No caso do trabalho da Fernanda Gomes, as coisas não se dão assim, muito pelo contrário. Quem passa pela vitrine da galeria onde ela está expondo seu trabalho, pode pensar que se trata de um depósito de móveis velhos, até porque aquele lugar é uma espécie de shopping de antiguidades. Mas vai estranhar porque, aqui e ali, uma ou outra coisa não parece bater com esta certeza: dois copos cheios d’água, com duas colheres de café grudadas uma à outra dentro deles. Um lápis com as duas pontas apontadas, suspenso. Um pedacinho de couro costurado, debaixo de uma das mesas, coisinhas. Para quem vai a uma exposição de arte esperando algo que possa ser absorvido em um impacto, se decepciona, a princípio.

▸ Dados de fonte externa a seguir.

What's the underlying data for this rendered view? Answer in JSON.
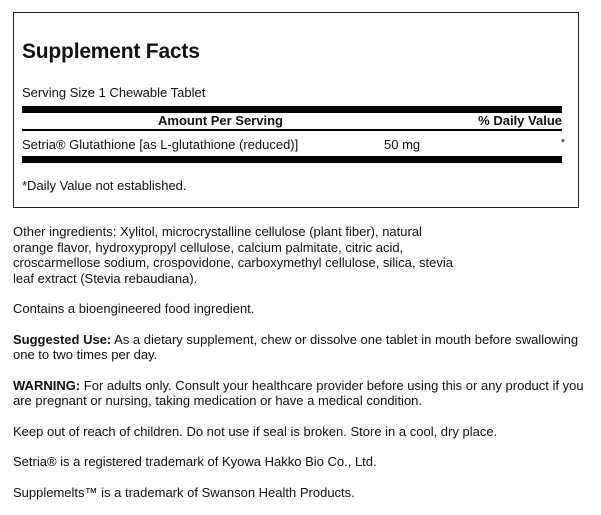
{
  "facts": {
    "title": "Supplement Facts",
    "serving_size": "Serving Size 1 Chewable Tablet",
    "header_amount": "Amount Per Serving",
    "header_dv": "% Daily Value",
    "rows": [
      {
        "name": "Setria® Glutathione [as L-glutathione (reduced)]",
        "amount": "50 mg",
        "dv": "*"
      }
    ],
    "footnote": "*Daily Value not established."
  },
  "paragraphs": {
    "other_ingredients": "Other ingredients: Xylitol, microcrystalline cellulose (plant fiber), natural orange flavor, hydroxypropyl cellulose, calcium palmitate, citric acid, croscarmellose sodium, crospovidone, carboxymethyl cellulose, silica, stevia leaf extract (Stevia rebaudiana).",
    "bioengineered": "Contains a bioengineered food ingredient.",
    "suggested_label": "Suggested Use:",
    "suggested_text": " As a dietary supplement, chew or dissolve one tablet in mouth before swallowing one to two times per day.",
    "warning_label": "WARNING:",
    "warning_text": " For adults only. Consult your healthcare provider before using this or any product if you are pregnant or nursing, taking medication or have a medical condition.",
    "storage": "Keep out of reach of children. Do not use if seal is broken. Store in a cool, dry place.",
    "setria_tm": "Setria® is a registered trademark of Kyowa Hakko Bio Co., Ltd.",
    "supplemelts_tm": "Supplemelts™ is a trademark of Swanson Health Products."
  }
}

Aos poucos, tudo parece disposto com muita atenção. Há precisão ali. Mas não é isso que importa. Abaixo para ver se há algo por debaixo, escondido. Há. Mas também, pouco importa. Percebo um cheiro de eucalipto vindo de uma das mesas.
Enfio meu nariz entre a gaveta semi-aberta e um pedaço de vidro, mas dou de cara comigo mesmo, em um pequeno espelho. Recuo. Curioso, quero mais. Uma lente de aumento sobre uma pequena lâmpada parece levantar a percepção para além do espaço construído. Pouco importa. Há coisas a olhar. Posso abrir as gavetas? Bem, não é uma obra interativa, a autora diz. Compreendo a coisa como um jogo. Espero mais um pouco. Ela nem cedeu nem proibiu. Eu abro um pequeno álbum de selos com alguns trabalhos, muito delicados. São peças independentes, informa. O que parecia algo solto, quer dizer independência. De uma das gavetas de uma mesa carcomida de cupins - onde ela coloca grãos de pimenta no buraco feito pelos insetos - retira alguns desenhos. Podem ser vendidos, separadamente. E as mesas? Eu pergunto. Serão devolvidas. Tem até uma garrafa de uísque dentro da gaveta. Elaborações. Tudo aquilo me envolve. Ela ainda diz que gostaria de fechar o ambiente ao público passante. Nada é explícito. Tudo é muito claro. Pouco importa.